The chapter on the Ordnance Survey, that "cartographic Domesday book" begun in 1750, is beguiling, not least for Garfield's list of its map-making rules. ("Taps: taps on public drinking fountains will be shown." "Letterboxes: are mapped except when built into post offices.") He meets a stressed-out maker of globes: "Making anything round is just a nightmare." He tells us about the origins of the London A-Z, at the hands of the formidable Phyllis Pearsall, who may or may not have walked 23,000 London streets, but who certainly compiled an alphabetical card index of those streets. One day, all the Ts blew out of her window, which is why Trafalgar Square was accidentally omitted from the index on an early draft. With the advent of GPS, sales of the A-Z have gone "down and down".

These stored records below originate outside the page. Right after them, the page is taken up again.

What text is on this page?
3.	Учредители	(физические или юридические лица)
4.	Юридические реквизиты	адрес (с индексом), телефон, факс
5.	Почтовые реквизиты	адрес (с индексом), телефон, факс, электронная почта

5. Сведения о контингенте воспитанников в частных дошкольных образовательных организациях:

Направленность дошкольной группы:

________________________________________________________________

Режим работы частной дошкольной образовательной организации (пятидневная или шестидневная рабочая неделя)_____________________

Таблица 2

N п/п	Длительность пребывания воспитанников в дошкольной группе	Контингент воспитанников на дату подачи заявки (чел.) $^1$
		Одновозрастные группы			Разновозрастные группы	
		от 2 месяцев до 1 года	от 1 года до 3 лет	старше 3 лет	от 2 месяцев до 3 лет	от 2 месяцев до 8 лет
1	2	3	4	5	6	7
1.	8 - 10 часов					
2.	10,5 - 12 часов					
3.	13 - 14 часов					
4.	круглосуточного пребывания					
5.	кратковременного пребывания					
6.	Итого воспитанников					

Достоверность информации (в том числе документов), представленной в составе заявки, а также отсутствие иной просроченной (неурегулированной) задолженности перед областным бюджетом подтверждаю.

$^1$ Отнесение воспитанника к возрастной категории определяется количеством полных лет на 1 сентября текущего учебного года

Since concentrating on print culture (his previous book was on typefaces, his next will be about the mail) Garfield has hit bestselling form by chronicling what we could be losing. He writes that the victory of satnav is "a loss for geography, history, navigation, maps, human communication, and the sense of being connected to the world around us". But his tone is ever buoyant. With his pedagogic rhetorical questions ("How can we be sure they were forgeries?" "What, then, was the perceived problem?") Garfield is like the schoolteacher who made the time fly, a one-man Blue Peter team for intelligent adults, a great British explainer.